A home on Grovetown’s Rob­inson Avenue seemed a perfect opportunity when Michelle Davidson’s husband was stationed at Fort Gordon five years ago.

The two-lane road leading south out of town ends at Fort Gordon’s Gate 2 – an ideal commute of less than a mile.

But the Davidsons weren’t aware of the volume of traffic that flows and often comes to a standstill right at their driveway until after they moved in.

“The Realtor was smart. She didn’t show us the house during peak (traffic) hours,” Davidson said over the growl of log trucks.

The Davidsons join a chorus of complaints about the commuter traffic that clogs Robinson Avenue for two to three hours in the morning and in the afternoon as soldiers and civilians travel between Fort Gordon and home. Those who live in the neighborhoods that line Rob­inson Avenue characterize rush hour as a “headache.”

The concern of residents dealing with daily traffic logjams is that the continued growth of Grovetown, much of it influenced by growth at Fort Gordon, has not been matched by a corresponding improvement in infrastructure.

A traffic study by the Geor­gia Department of Trans­portation estimates that, on average, 12,690 vehicles traveled Robinson Avenue between Hollingsworth Drive and Martha’s Way every day in 2011 – a 51 percent increase over five years before.

“I’m wondering where this traffic is going,” said Carla Clemons, a teacher who has lived in the Summerfield neighborhood for 16 years. On the mornings that traffic backs up more than normal, she texts her supervisors pictures of the gridlock as an excuse for being late.

Census numbers show the population in the small town on Columbia County’s eastern border has grown 84 percent in the past 10 years, from 6,089 in 2000 to 11,216 in 2010. In the past five years, at least four new subdivisions have been completed, representing more than 450 homes, and there’s much more to come.

Robinson Avenue is lined with bright signs advertising projects under development. On the sliver of Robin­son Avenue that juts into Richmond County, the McCoy’s Creek subdivision and its 59 lots are under construction.

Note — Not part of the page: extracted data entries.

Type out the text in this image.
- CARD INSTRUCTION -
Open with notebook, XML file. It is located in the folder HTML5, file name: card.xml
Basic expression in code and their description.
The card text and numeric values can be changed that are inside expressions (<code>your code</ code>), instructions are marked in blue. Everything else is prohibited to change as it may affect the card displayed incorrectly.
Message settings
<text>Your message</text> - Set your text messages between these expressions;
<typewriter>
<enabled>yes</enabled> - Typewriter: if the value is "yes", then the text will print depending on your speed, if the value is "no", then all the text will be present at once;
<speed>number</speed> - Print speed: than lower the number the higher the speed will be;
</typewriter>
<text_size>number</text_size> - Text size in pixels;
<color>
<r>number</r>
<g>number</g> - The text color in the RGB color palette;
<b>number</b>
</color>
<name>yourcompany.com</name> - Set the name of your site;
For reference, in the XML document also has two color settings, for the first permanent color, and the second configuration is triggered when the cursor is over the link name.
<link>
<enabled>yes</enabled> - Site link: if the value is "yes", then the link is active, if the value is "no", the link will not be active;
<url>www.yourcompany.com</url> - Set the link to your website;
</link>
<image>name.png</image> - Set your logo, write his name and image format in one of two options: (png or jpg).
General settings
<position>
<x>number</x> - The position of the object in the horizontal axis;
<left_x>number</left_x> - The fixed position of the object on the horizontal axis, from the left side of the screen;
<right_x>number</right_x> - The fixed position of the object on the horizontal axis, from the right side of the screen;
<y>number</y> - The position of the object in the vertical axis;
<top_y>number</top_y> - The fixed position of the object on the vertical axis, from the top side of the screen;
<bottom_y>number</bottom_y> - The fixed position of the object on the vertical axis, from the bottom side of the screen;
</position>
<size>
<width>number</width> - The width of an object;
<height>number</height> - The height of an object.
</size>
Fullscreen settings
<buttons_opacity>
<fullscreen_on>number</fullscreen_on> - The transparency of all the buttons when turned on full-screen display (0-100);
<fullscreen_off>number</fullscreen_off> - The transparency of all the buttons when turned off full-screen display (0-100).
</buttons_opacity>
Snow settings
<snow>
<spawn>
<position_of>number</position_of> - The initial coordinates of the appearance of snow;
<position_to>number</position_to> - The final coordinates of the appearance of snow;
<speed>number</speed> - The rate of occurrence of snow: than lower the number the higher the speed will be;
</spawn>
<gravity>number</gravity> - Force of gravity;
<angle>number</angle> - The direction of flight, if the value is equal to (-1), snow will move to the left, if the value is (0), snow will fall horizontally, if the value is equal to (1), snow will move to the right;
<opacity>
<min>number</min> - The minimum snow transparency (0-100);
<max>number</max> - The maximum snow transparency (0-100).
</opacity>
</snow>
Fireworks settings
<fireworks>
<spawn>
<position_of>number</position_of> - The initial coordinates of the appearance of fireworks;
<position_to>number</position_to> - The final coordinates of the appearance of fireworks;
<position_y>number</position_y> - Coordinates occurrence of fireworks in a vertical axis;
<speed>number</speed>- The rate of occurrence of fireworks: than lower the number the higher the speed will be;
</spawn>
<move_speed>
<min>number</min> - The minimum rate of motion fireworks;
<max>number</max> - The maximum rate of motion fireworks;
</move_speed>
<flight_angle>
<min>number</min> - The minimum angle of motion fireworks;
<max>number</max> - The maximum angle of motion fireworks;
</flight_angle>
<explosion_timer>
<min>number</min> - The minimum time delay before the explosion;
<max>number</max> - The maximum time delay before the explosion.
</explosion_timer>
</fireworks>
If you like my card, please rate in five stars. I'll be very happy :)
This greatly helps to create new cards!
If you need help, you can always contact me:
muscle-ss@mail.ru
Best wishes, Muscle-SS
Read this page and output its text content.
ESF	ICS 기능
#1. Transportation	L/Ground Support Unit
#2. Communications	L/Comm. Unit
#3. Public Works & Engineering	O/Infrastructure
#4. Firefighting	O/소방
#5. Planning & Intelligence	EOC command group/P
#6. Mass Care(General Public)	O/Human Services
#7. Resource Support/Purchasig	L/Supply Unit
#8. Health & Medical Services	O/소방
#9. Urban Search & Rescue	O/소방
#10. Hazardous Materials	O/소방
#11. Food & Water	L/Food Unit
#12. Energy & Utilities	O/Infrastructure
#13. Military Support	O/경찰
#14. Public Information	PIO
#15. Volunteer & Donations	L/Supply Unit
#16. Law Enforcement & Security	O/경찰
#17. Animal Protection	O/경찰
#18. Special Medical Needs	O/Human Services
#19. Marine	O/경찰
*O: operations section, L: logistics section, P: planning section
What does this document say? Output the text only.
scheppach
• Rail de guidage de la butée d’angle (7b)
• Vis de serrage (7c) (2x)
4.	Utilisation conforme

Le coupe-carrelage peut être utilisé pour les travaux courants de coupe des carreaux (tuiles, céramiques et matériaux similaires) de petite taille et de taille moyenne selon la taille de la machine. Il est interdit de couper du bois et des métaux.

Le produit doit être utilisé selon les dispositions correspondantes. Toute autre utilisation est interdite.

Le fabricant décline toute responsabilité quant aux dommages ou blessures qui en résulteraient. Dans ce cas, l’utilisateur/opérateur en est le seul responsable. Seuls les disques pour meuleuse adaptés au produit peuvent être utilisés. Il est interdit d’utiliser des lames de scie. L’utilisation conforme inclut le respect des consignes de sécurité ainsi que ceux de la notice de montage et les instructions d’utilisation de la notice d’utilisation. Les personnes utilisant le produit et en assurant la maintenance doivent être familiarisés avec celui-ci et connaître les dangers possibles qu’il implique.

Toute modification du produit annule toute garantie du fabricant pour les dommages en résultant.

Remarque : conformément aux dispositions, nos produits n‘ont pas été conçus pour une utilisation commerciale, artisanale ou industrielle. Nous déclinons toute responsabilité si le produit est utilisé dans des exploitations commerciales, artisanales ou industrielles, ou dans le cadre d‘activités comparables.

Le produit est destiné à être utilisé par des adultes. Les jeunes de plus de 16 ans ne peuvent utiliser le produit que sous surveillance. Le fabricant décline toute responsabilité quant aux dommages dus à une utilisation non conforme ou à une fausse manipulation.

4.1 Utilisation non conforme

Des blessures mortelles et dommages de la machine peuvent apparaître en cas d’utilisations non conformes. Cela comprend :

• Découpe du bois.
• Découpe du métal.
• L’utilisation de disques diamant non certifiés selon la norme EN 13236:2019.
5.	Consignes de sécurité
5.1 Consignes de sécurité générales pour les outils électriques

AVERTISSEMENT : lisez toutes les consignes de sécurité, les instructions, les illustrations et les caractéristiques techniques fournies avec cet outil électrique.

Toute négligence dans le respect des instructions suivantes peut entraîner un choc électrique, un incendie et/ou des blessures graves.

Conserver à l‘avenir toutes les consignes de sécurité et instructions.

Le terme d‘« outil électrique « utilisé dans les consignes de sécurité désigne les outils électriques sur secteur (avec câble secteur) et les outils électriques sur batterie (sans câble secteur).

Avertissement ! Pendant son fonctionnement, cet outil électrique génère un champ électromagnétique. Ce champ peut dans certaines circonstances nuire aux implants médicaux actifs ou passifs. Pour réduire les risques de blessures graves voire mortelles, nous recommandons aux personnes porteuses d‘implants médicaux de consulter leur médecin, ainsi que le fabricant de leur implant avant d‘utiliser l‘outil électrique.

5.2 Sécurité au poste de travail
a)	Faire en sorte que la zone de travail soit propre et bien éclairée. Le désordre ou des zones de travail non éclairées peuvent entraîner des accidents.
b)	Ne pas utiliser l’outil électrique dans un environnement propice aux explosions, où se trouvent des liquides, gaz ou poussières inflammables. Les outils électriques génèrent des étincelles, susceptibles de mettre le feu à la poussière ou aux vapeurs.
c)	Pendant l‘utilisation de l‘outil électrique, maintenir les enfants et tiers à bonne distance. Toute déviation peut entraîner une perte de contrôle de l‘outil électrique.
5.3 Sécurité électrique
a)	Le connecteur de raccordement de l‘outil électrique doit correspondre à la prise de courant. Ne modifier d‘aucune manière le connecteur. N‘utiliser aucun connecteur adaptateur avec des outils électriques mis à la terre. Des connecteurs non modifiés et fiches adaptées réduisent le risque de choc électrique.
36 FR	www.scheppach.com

Richmond County has also approved 13 acres at the southwest corner of the Gordon Highway intersection for a shopping center called Grovetown Centers.

“We’ve had tremendous growth and we’re in the area of Columbia County where growth is coming,” Grovetown Mayor George James said.

The city has anticipated the growth where possible, including installing a new 750,000-gallon water tank and improving water lines along Robinson Avenue. But improving Robinson Ave­nue, which is also State Road 223, takes approval and coordination with the Geor­gia Department of Trans­portation.

James is banking on the July 31 transportation special purpose local option sales tax referendum for help with Robinson Avenue. If approved by the 13-county region that includes Richmond and Columbia counties, it would add a one-cent sales tax for transportation projects. By state estimates, Grove­town would receive just more than $147,000 in 2013 if approved.

James said it would still be two to three years before any changes would happen on Robinson Avenue, but it wouldn’t come in the form of widening; the cost of buying the properties abutting the road is prohibitive. Instead, James anticipates more turn lanes and traffic-calming measures.

“We’re taking it seriously and putting things in place,” he said.

The private sector’s rush to build homes around Fort Gordon is in response to the Army post’s continued growth. The National Security Agency’s new facility opened in March and is expected to produce 4,000 jobs. Other cyber and communications missions
are expected to arrive in the coming years, adding more jobs and families to the area.

“In the future, Fort Gor­don anticipates an increase in traffic on Robinson Ave­nue due to planned expansion of several units on Fort Gordon,” Lt. Col. Hollis Bush, the director of Fort Gordon’s emergency services, said in an e-mailed response to questions.

With that in mind, several measures have been implemented by military officials to improve the flow of traffic through Gate 2. These include working with the Trans­por­tation Department to extend the time of the traffic light at Gate 2 and opening Gate 3 farther down Gordon Highway to noncommercial civilians. An automated entry access control system is being installed at all gates.

While the changes might improve the flow of traffic, it won’t take away the volume. Davidson installed an extra deadbolt at the top of her door when she moved to Robinson Avenue to keep her children from slipping outside. She’s resigned to the fact that traffic is only going to get busier.

“It makes me a nervous wreck,” she said.